Sentados em cadeiras de plástico, em uma sala do Centro de Confinamento do Terrorismo (Cecot), os membros da gangue são julgados por mais de 29 mil assassinatos, incluindo os de 87 pessoas em março de 2022, que levaram o presidente Nayib Bukele a declarar "guerra" às gangues.
Ao todo, são 486 detentos que, a partir de diferentes prisões, comparecem virtualmente neste julgamento que Bukele compara aos Julgamentos de Nuremberg após a Segunda Guerra Mundial.
Vestidos com camiseta e short brancos, ouviram em total silêncio o interrogatório do juiz a um membro da gangue que atua como testemunha no Tribunal Sexto contra o Crime Organizado de San Salvador, observaram repórteres da AFP.
A uma das vítimas "queimamos os genitais e as nádegas", foi possível ouvir pelo alto-falante a testemunha dizer, ao relatar como torturavam e assassinavam suas vítimas por ordem dos chefes.
Entre os julgados no Cecot há cerca de vinte desses líderes e dezenas de tenentes com o rosto, a cabeça, as mãos e o pescoço tatuados, alguns dos quais lançaram olhares intimidadores aos jornalistas. Todos são observados por telas a partir do tribunal.
Os julgamentos em massa são criticados por organizações de direitos humanos, que alertam que podem envolver inocentes. Eles foram aprovados pela maioria governista no Congresso para processar cerca de 90 mil pessoas detidas sem ordem judicial sob um estado de exceção.
- Chefes temidos -
O promotor perguntou à testemunha sobre as características das vítimas. Segundo o relato, muitas eram amarradas pelas mãos e levadas a áreas isoladas, onde os crimes eram cometidos.
É um "relato assustador" que "arrepia", comentou à AFP no Cecot um agente de segurança encapuzado que não se identificou.
Outras duas "testemunhas protegidas", apresentadas nesta quinta-feira, relataram como líderes da gangue ordenavam os homicídios a partir das prisões, detalhou mais tarde na rede X o promotor-adjunto contra o crime organizado, Max Muñoz.
Em três pequenas salas estavam 15 membros da chamada Ranfla Nacional (cúpula) da MS-13, aos quais são atribuídos diretamente cerca de 9 mil crimes.
Em uma delas estava o principal "ranflero" Borromeo Henríquez ("Diablito de Hollywood"), enquanto em outra estava Carlos Tiberio Ramírez ("Snaider de Pasadena"). Ambos ouviram as acusações sem demonstrar reação.

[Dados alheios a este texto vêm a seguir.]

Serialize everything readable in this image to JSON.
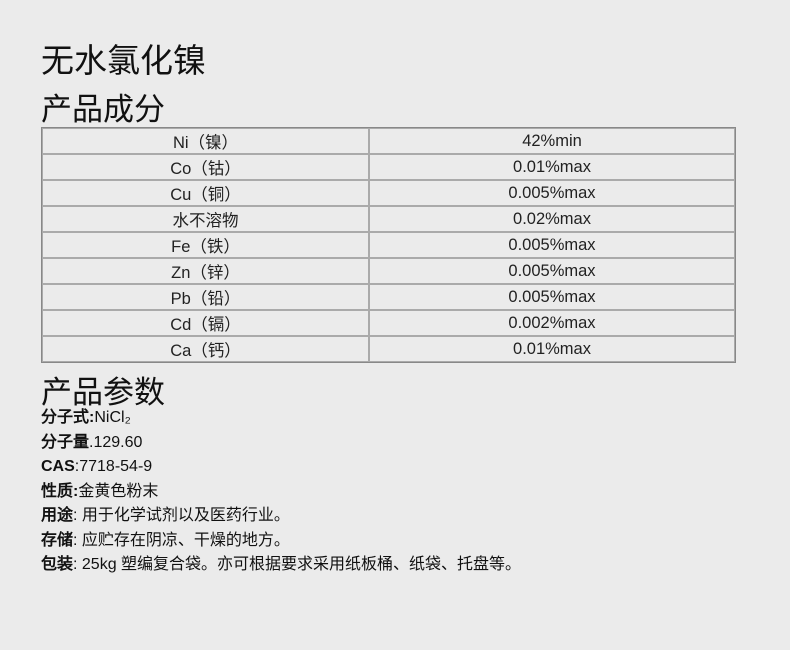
{
  "title": "无水氯化镍",
  "composition_heading": "产品成分",
  "composition": [
    {
      "item": "Ni（镍）",
      "value": "42%min"
    },
    {
      "item": "Co（钴）",
      "value": "0.01%max"
    },
    {
      "item": "Cu（铜）",
      "value": "0.005%max"
    },
    {
      "item": "水不溶物",
      "value": "0.02%max"
    },
    {
      "item": "Fe（铁）",
      "value": "0.005%max"
    },
    {
      "item": "Zn（锌）",
      "value": "0.005%max"
    },
    {
      "item": "Pb（铅）",
      "value": "0.005%max"
    },
    {
      "item": "Cd（镉）",
      "value": "0.002%max"
    },
    {
      "item": "Ca（钙）",
      "value": "0.01%max"
    }
  ],
  "params_heading": "产品参数",
  "params": [
    {
      "label": "分子式:",
      "value": "NiCl₂"
    },
    {
      "label": "分子量",
      "value": ".129.60"
    },
    {
      "label": "CAS",
      "value": ":7718-54-9"
    },
    {
      "label": "性质:",
      "value": "金黄色粉末"
    },
    {
      "label": "用途",
      "value": ": 用于化学试剂以及医药行业。"
    },
    {
      "label": "存储",
      "value": ": 应贮存在阴凉、干燥的地方。"
    },
    {
      "label": "包装",
      "value": ": 25kg 塑编复合袋。亦可根据要求采用纸板桶、纸袋、托盘等。"
    }
  ]
}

Com a mesma atitude permaneceram os demais acusados, algemados nos pés e nas mãos, em um ambiente quente marcado pelo som da chuva. Eram 220 chefes distribuídos em 10 fileiras.
Ao final de uma dessas fileiras estava Dionisio Arístides Umanzor, o temido "Sirra", que comandava uma das "clicas" (células) mais violentas.

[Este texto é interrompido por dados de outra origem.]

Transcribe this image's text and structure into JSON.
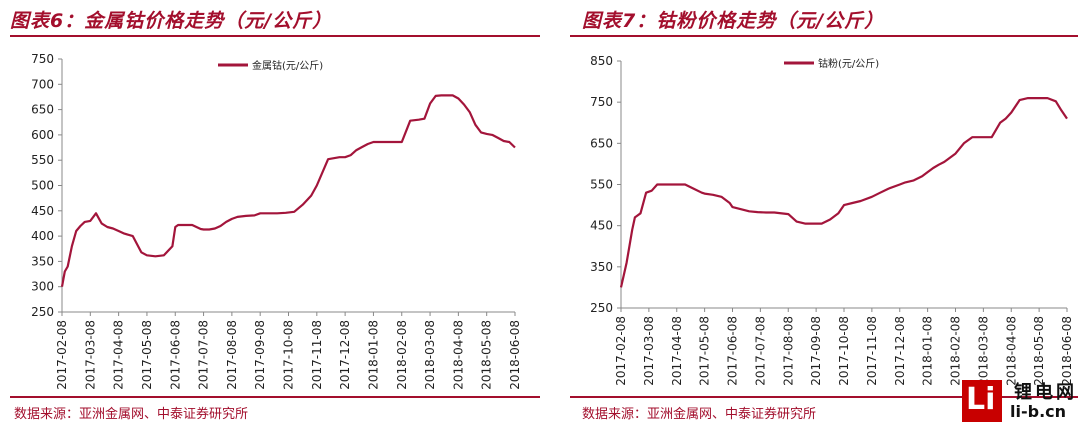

Esses "indivíduos por muitos anos causaram luto e dor à nossa sociedade", declarou à imprensa o diretor do Cecot, Belarmino García.
O pavilhão 3 da megaprisão, que costuma ser mostrado pelo governo de Bukele a visitantes estrangeiros e influenciadores, estava com suas 32 celas vazias. Seus ocupantes foram levados para outra área da prisão para não interferirem na audiência.
Muitos dos acusados já cumprem longas penas no Cecot, onde um grupo de meios de comunicação estrangeiros entrou sob um rigoroso protocolo e medidas extremas de segurança.